Moe pointed to his past as reason for why teachers should trust his commitments.

“The very first decision I made in February of 2018, as the leader of the party and the premier of the province was to add $30 million into the education budget,” he said.

Cockrill said the new money is only for the upcoming school year, and beyond that he’s unable to speak on what future budgets will look like.

“If we have the opportunity to form government again this fall after the October election, I would look forward to making significantly more investment in education,” he said.

NDP Leader Carla Beck said there’s “two billion” reasons why people in Saskatchewan don’t trust the government’s budget, alluding to the province’s swing from a projected surplus of over $1 billion to a projected deficit of $250 million and $757 million in new spending approved through orders in council.

On whether the amount put forward by the government is adequate to address the issue at hand Beck said, “the dollar amount almost is secondary to the fact that no one trusts their numbers. No one trusts that they’re going to do what they say they’re going to do.”

Both Cockrill and Moe have recently leaned on the claim that over the past five months the STF has only done “30 minutes” of bargaining.

“We all, I think, collectively, just expect a little bit more,” said Moe.

Asked if 30 minutes was an accurate representation of how much time the two sides have spoken over the last five months, Cockrill said “according to the [GTBC] that would be an accurate representation.”

Becotte said there were five days of conciliation in December and the most recent sit down on Feb. 12 broke down after discussions were held between 1 p.m. and 2 p.m. at which time both sides dispersed to discuss the offers.
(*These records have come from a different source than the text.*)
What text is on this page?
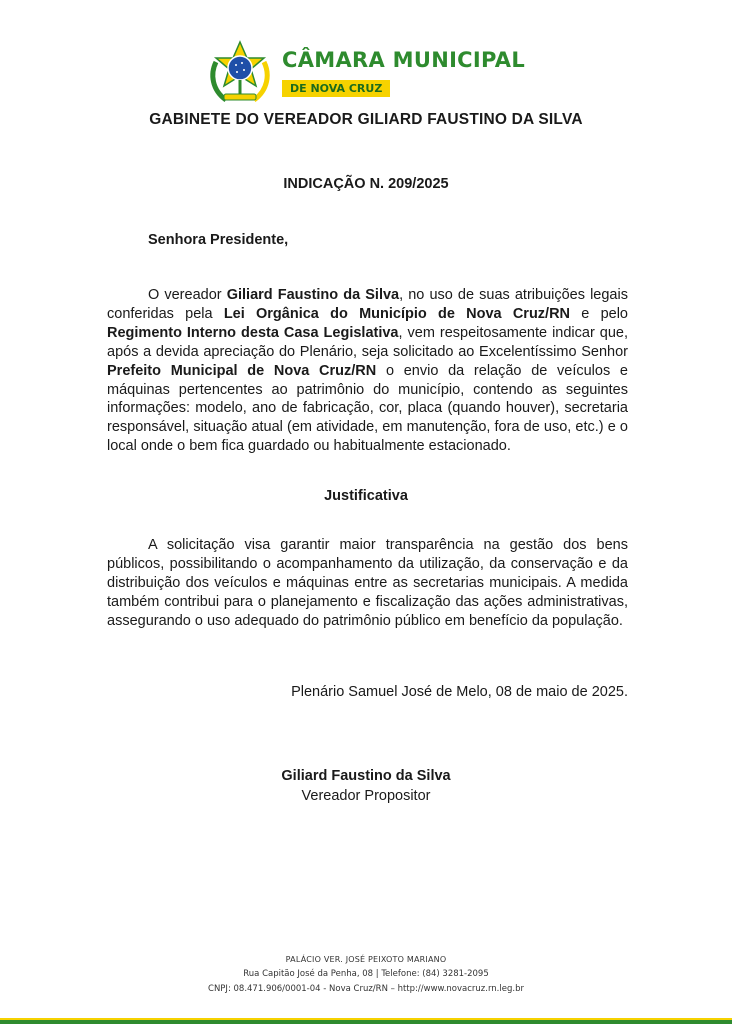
CÂMARA MUNICIPAL
DE NOVA CRUZ
GABINETE DO VEREADOR GILIARD FAUSTINO DA SILVA
INDICAÇÃO N. 209/2025
Senhora Presidente,

O vereador Giliard Faustino da Silva, no uso de suas atribuições legais conferidas pela Lei Orgânica do Município de Nova Cruz/RN e pelo Regimento Interno desta Casa Legislativa, vem respeitosamente indicar que, após a devida apreciação do Plenário, seja solicitado ao Excelentíssimo Senhor Prefeito Municipal de Nova Cruz/RN o envio da relação de veículos e máquinas pertencentes ao patrimônio do município, contendo as seguintes informações: modelo, ano de fabricação, cor, placa (quando houver), secretaria responsável, situação atual (em atividade, em manutenção, fora de uso, etc.) e o local onde o bem fica guardado ou habitualmente estacionado.

Justificativa

A solicitação visa garantir maior transparência na gestão dos bens públicos, possibilitando o acompanhamento da utilização, da conservação e da distribuição dos veículos e máquinas entre as secretarias municipais. A medida também contribui para o planejamento e fiscalização das ações administrativas, assegurando o uso adequado do patrimônio público em benefício da população.

Plenário Samuel José de Melo, 08 de maio de 2025.
Giliard Faustino da Silva
Vereador Propositor
PALÁCIO VER. JOSÉ PEIXOTO MARIANO
Rua Capitão José da Penha, 08 | Telefone: (84) 3281-2095
CNPJ: 08.471.906/0001-04 - Nova Cruz/RN – http://www.novacruz.rn.leg.br
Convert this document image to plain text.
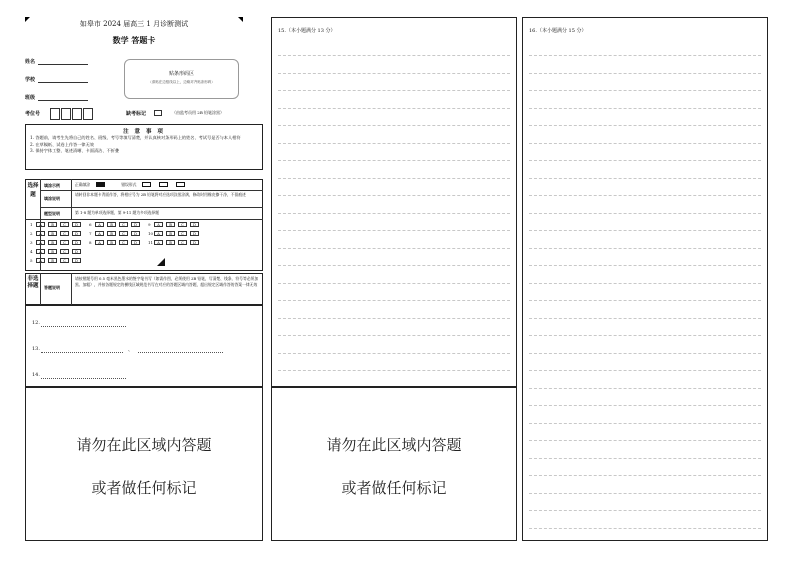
如皋市 2024 届高三 1 月诊断测试
数学 答题卡
姓名
学校
班级
考位号
贴条形码区
（请贴在边框线以上，边缘对齐贴条形码）
缺考标记	（由监考员用 2B 铅笔涂黑）
注 意 事 项
1. 答题前，请考生先将自己的姓名、班级、考号等填写清楚，并认真核对条形码上的姓名、考试号是否与本人相符
2. 在草稿纸、试卷上作答一律无效
3. 保持字体工整、笔迹清晰、卡面清洁、不折叠
选择题
填涂示例	正确填涂	错误形式
填涂说明
请转回非本题卡背面作答，将相应号为 2B 铅笔将对应选项涂黑涂满，修改时用橡皮擦干净，不留痕迹
题型说明	第 1-8 题为单项选择题，第 9-11 题为多项选择题
1	A	B	C	D	6	A	B	C	D	9	A	B	C	D
2	A	B	C	D	7	A	B	C	D	10	A	B	C	D
3	A	B	C	D	8	A	B	C	D	11	A	B	C	D
4	A	B	C	D
5	A	B	C	D
非选择题 答题说明
请按照题号用 0.5 毫米黑色墨水的签字笔书写（如需作图，必须使用 2B 铅笔，写清楚、线条、符号等必须加黑、加粗），并按各题规定的横线区域规范书写在对应的答题区域内答题，超出规定区域作答的答案一律无效
12.
13.	、
14.
请勿在此区域内答题
或者做任何标记
15.（本小题满分 13 分）
请勿在此区域内答题
或者做任何标记
16.（本小题满分 15 分）
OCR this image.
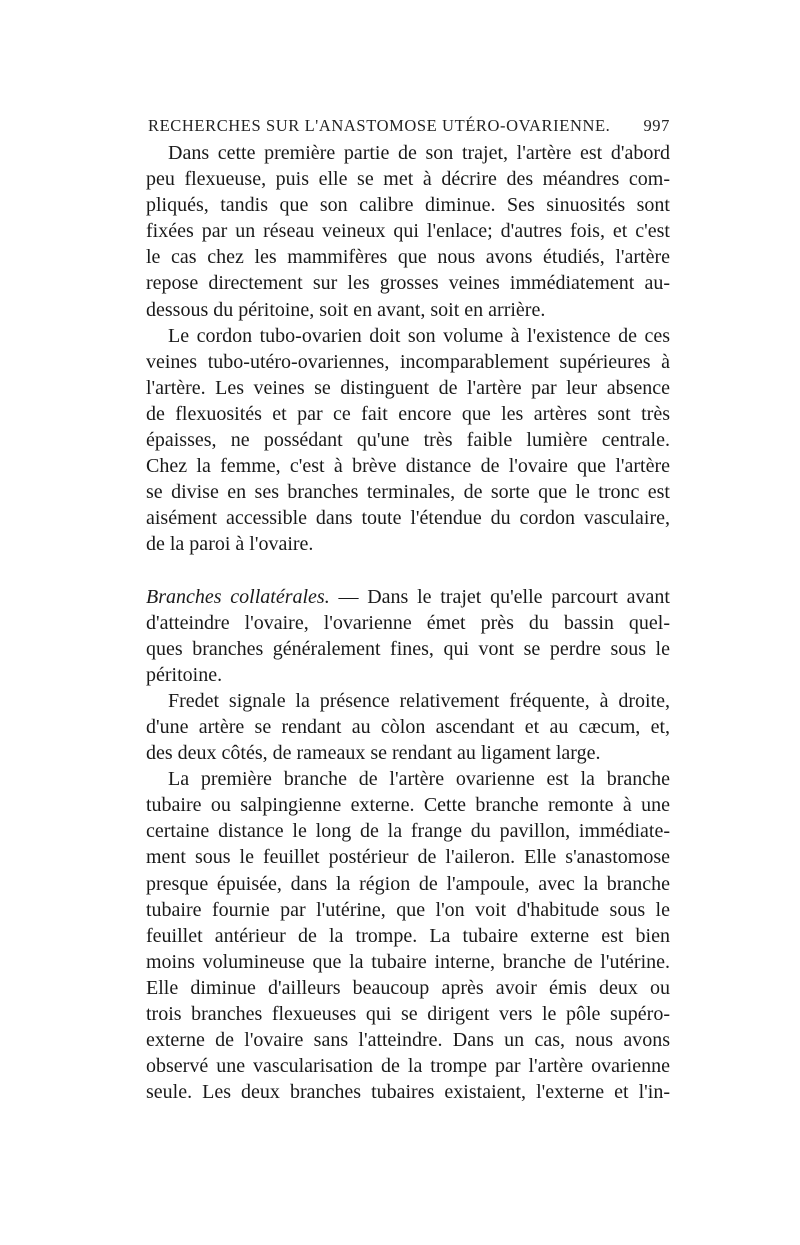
RECHERCHES SUR L'ANASTOMOSE UTÉRO-OVARIENNE. 997

Dans cette première partie de son trajet, l'artère est d'abord
peu flexueuse, puis elle se met à décrire des méandres com-
pliqués, tandis que son calibre diminue. Ses sinuosités sont
fixées par un réseau veineux qui l'enlace; d'autres fois, et c'est
le cas chez les mammifères que nous avons étudiés, l'artère
repose directement sur les grosses veines immédiatement au-
dessous du péritoine, soit en avant, soit en arrière.

Le cordon tubo-ovarien doit son volume à l'existence de ces
veines tubo-utéro-ovariennes, incomparablement supérieures à
l'artère. Les veines se distinguent de l'artère par leur absence
de flexuosités et par ce fait encore que les artères sont très
épaisses, ne possédant qu'une très faible lumière centrale.
Chez la femme, c'est à brève distance de l'ovaire que l'artère
se divise en ses branches terminales, de sorte que le tronc est
aisément accessible dans toute l'étendue du cordon vasculaire,
de la paroi à l'ovaire.

Branches collatérales. — Dans le trajet qu'elle parcourt avant
d'atteindre l'ovaire, l'ovarienne émet près du bassin quel-
ques branches généralement fines, qui vont se perdre sous le
péritoine.

Fredet signale la présence relativement fréquente, à droite,
d'une artère se rendant au còlon ascendant et au cæcum, et,
des deux côtés, de rameaux se rendant au ligament large.

La première branche de l'artère ovarienne est la branche
tubaire ou salpingienne externe. Cette branche remonte à une
certaine distance le long de la frange du pavillon, immédiate-
ment sous le feuillet postérieur de l'aileron. Elle s'anastomose
presque épuisée, dans la région de l'ampoule, avec la branche
tubaire fournie par l'utérine, que l'on voit d'habitude sous le
feuillet antérieur de la trompe. La tubaire externe est bien
moins volumineuse que la tubaire interne, branche de l'utérine.
Elle diminue d'ailleurs beaucoup après avoir émis deux ou
trois branches flexueuses qui se dirigent vers le pôle supéro-
externe de l'ovaire sans l'atteindre. Dans un cas, nous avons
observé une vascularisation de la trompe par l'artère ovarienne
seule. Les deux branches tubaires existaient, l'externe et l'in-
She said the government-trustee bargaining committee (GTBC) indicated they needed more time, requesting a delay in meeting until Feb. 13.

Later that day, the GTBC told the STF it would not be returning to bargain, according to Becotte.

“I think that the minister of education is either being not provided the full picture by the representatives at the table or not understanding the process of bargaining,” she said.